A microcontroller or computer can calculate the resistance of the sensors using a differential voltage across sensor elements R_S1 and R_S2. Resistances R_A, R_REF, and R_B and the sensor resistance limit the current through R_S1 and R_S2. To measure the sensor values, the circuit uses an Analog Devices AD7705 ADC, which has three pseudodifferential inputs that provide 16-bit resolution. In this application, the AD7705 operates in buffered mode—that is, the input bias current is less than 1 nA. In buffered mode, the analog inputs can handle large source impedances, but the absolute input voltage must be from ground plus 50 mV to the drain-to-drain voltage minus 1.5V. Resistance R_B provides an input common voltage.

The measurements depend on the value of reference resistor R_REF. For best accuracy, R_REF must have a tolerance of 0.01% and must have a low temperature coefficient. To avoid sensor selfheating, you should pulse the excitation current; software through Q₁ controls the pulse width.

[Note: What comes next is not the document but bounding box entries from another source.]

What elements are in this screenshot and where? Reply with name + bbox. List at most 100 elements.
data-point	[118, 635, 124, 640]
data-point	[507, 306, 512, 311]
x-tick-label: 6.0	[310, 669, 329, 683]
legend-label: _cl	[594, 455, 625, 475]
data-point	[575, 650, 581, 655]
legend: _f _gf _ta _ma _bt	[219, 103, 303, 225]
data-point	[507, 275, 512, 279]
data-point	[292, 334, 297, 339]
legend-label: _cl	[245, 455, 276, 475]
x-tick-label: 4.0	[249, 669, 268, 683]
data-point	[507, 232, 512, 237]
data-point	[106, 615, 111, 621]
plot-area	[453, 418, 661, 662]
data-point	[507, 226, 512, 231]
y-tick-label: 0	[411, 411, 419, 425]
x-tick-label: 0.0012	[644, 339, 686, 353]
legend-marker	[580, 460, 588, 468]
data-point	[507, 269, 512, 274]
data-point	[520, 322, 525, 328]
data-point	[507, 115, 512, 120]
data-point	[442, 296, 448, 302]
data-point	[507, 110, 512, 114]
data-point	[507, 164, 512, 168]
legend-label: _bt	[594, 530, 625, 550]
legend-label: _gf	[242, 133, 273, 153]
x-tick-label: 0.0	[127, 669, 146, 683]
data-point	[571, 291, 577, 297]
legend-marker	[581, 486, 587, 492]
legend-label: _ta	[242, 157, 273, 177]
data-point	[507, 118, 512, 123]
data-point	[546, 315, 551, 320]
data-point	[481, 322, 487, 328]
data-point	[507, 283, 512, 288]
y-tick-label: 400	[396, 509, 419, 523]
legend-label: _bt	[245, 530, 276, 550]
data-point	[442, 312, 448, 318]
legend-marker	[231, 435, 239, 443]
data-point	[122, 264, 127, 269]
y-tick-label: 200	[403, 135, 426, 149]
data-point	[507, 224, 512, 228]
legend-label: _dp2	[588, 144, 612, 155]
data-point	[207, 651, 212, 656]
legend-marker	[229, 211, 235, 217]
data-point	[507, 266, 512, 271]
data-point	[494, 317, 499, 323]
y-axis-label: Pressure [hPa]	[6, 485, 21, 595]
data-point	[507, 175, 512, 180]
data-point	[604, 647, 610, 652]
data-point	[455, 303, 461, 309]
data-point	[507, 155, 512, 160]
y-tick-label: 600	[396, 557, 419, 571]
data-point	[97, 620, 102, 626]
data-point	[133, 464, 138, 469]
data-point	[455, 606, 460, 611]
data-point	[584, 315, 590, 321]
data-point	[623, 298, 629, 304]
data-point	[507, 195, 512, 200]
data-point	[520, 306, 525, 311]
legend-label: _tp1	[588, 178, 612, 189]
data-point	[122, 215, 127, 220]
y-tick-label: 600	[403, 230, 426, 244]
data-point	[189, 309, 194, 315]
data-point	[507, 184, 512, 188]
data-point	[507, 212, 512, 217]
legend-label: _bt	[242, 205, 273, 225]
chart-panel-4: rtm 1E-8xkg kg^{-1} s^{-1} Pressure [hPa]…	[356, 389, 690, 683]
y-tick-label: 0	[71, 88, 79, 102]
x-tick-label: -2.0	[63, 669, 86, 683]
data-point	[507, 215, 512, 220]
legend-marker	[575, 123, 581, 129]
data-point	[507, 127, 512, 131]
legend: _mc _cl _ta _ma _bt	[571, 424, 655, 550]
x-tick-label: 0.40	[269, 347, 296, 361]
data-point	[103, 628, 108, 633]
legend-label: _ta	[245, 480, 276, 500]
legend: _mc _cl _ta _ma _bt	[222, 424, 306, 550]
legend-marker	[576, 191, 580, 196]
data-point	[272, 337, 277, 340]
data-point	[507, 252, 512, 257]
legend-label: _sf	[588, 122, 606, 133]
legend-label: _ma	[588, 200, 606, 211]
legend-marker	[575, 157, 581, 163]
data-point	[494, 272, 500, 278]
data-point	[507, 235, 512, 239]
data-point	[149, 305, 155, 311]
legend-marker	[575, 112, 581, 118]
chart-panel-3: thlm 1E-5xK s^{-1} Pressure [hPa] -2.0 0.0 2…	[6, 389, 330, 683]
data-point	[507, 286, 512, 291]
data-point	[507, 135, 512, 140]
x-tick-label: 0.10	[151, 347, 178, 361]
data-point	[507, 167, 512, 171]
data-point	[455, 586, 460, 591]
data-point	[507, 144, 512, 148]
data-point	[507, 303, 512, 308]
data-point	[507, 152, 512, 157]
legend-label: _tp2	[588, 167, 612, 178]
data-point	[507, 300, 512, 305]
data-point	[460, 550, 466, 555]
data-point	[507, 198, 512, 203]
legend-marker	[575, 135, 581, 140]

The AD7705 performs the data acquisition through three channels. The sensors connect directly to the AD7705’s input channels, which make three successive acquisitions. Because the excitation current is the same in all sensor elements, the software computes each input voltage for the sensor elements in the following sequence:

1. A_IN1+, A_IN1− compute R_L;
2. A_IN2+, A_IN2− compute R_S2+R_L;
3. A_IN1−, A_IN2− compute R_S1+R_S2+R_L.

You can compute the resistances R_S1 and R_S2 by subtraction. The AD7705 has a PGA (programmable-gain amplifier) that amplifies low input signals. The part contains self-calibration and system-calibration options that eliminate gain and offset errors in the part or in the system.

The pressure measurement also depends on both the resistance ratio and the temperature through the equation P=F(R_S1/R_S2,T). The parameter T is a compensation factor for the resistive sensors’ temperature dependence, T=F(R_S1+R_S2).